Food For The Soul; The Best Old Thyme Chicken Noodle Soup With Winter Vegetables

Best All

Few things are as warm and satisfying as a steaming bowl of chicken noodle soup on a cold winter’s day; Campbell built a legacy of it all on its own. This soup is different in that it’s somewhat of a double process; using stock instead of water for tremendous depths of flavors. You can purchase a good store bought stock if you are in a time crunch, but the recipe as stated is simple and pure heaven. Serve with crusty bread slathered with pure, organic, creamy butter and a side salad of choice.

Soup Ingredients

2 tablespoons extra-virgin olive oil

1 medium onion, chopped

3 garlic cloves, minced

2 medium carrots, cut diagonally into 1/2-inch-thick slices

1 rutabaga or parsnip, peeled and cut into thick slices

2-3 large potatoes, peeled and cut into thick slices

2 celery ribs, halved lengthwise, and cut into 1/2-inch-thick slices

4 fresh thyme sprigs

1 bay leaf

2 quarts chicken stock, recipe follows

8 ounces dried wide egg noodles

1 1/2 cups shredded cooked chicken

Kosher salt and freshly ground black pepper

1 handful fresh flat-leaf parsley, finely chopped


Chicken Stock:

1 whole free-range chicken (about 3 1/2 pounds), rinsed, giblets discarded

2 carrots, cut in large chunks

3 celery stalks, cut in large chunks

2 large white onions, quartered

1 head of garlic, halved

1 large yam or sweet potato, peeled and cut into chunks

1 turnip, halved

1/4 cup fresh thyme

1/2 cup fresh parsley, chopped rough

3 bay leaves

1 teaspoon whole black peppercorns




Place chicken and vegetables in a large stockpot over medium heat. Pour in just enough cold water to cover (about 3 quarts); too much will make the broth taste weak. Toss in thyme, parsley, bay leaves, and peppercorns, and allow it to slowly come to a boil. Lower heat to medium-low and gently simmer for 1 ½-2 hours, partially covered, until the chicken is done. As it cooks, add a little more water if necessary to keep the chicken covered while simmering.

Carefully remove the chicken to a cutting board. When it’s cool enough to handle, discard the skin and bones; hand-shred the meat into a storage container.

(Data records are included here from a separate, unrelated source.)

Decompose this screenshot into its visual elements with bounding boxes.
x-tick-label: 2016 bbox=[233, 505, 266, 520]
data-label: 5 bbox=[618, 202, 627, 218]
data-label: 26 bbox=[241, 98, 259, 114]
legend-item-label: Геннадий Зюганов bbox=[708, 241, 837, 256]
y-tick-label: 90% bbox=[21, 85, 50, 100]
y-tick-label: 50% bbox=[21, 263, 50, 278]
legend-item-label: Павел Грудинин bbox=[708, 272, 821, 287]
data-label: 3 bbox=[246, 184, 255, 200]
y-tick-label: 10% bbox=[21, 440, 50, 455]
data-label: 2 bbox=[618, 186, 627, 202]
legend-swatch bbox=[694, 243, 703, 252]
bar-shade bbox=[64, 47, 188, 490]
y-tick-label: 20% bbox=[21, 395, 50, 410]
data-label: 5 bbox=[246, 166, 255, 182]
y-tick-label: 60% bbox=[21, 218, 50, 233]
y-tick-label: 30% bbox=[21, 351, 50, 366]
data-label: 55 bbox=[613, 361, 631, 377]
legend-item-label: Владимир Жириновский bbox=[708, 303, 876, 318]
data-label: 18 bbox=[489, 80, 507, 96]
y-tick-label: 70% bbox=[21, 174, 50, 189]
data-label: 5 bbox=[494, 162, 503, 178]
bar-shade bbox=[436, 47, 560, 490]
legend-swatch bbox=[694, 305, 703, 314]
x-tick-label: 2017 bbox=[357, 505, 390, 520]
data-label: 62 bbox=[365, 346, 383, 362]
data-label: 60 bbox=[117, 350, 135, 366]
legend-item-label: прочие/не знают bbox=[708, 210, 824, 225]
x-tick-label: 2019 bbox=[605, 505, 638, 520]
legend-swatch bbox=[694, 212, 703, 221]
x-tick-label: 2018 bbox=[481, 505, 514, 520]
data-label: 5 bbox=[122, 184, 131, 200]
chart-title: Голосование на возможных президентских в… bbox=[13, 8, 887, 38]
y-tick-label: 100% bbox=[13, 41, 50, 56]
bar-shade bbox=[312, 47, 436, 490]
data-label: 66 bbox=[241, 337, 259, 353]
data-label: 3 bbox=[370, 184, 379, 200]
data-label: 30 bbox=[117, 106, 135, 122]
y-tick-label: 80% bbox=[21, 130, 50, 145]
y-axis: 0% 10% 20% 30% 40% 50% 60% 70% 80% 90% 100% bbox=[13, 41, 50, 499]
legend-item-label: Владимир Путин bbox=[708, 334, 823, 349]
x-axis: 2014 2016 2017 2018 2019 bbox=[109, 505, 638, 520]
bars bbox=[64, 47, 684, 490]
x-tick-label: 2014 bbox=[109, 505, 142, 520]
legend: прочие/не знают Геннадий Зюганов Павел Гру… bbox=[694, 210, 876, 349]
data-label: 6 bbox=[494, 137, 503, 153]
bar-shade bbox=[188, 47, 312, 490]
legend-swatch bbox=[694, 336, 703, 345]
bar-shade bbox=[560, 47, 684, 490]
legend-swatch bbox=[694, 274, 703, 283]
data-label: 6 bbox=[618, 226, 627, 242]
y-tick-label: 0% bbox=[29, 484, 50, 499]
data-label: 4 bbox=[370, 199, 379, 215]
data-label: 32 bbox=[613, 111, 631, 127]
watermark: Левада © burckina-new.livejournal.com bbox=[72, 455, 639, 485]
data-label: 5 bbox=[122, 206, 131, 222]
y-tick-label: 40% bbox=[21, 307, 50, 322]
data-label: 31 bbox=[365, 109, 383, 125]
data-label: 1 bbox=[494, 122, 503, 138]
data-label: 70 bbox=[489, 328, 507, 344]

Carefully strain the stock through a fine sieve (or through cheesecloth) into another pot to remove the vegetable solids. Use the stock immediately or if you plan to store it, place the pot in a sink full of ice water and stir to cool down the stock. Cover and refrigerate for up to one week or freeze.


Place a soup pot over medium heat and coat with the oil. Add vegetables, thyme and bay leaf. Cook and stir for about 6 minutes, until the vegetables are softened but not browned. Pour in the chicken stock and bring the liquid to a boil. Add the noodles and simmer for 5 minutes until tender. Fold in the chicken, and continue to simmer for another couple of minutes to heat through; season with salt and pepper. Sprinkle with chopped parsley before serving. Makes approximately 2 quarts

Best Close


10 Comments Add yours

  1. Frances 🌺 says:

    Yum 😋 I just want to dive in!

    Liked by 1 person

    1. haha! Frances! I’ll be right behind you! Thanks 🙂

      Liked by 1 person

  2. koolaidmoms says:

    Delicious looking! I always make stock with the carcass of my turkey or chicken bones right in my slow cooker. I never thought of adding sweet potato or turnip before. Will have to give it a try.

    Liked by 1 person

    1. Thanks, Marci! I’m with you–I think the carcass gives so much flavor to chicken soup. I actually got the idea of adding sweet potatoes and root veggies from my hubby! He researched medicinal soups for me several years ago when I had the flu & the soup was so flavorful the recipe stuck! 🙂

      Liked by 1 person

  3. Such a delicious soup, full of fabulous flavors:)

    Liked by 1 person

  4. Sadie's Nest says:

    Perfect winter food! Wish I had a bowl full right now!

    Liked by 1 person

  5. I don’t remember the last time I bought a store-bought chicken broth. My freezer is stocked with it year-round. I save rotisserie chicken carcasses or any other leftover bones/meat from trimmings in the freezer, and then when I see I’m getting low on stock I’ll make another huge batch. Your soup looks divine!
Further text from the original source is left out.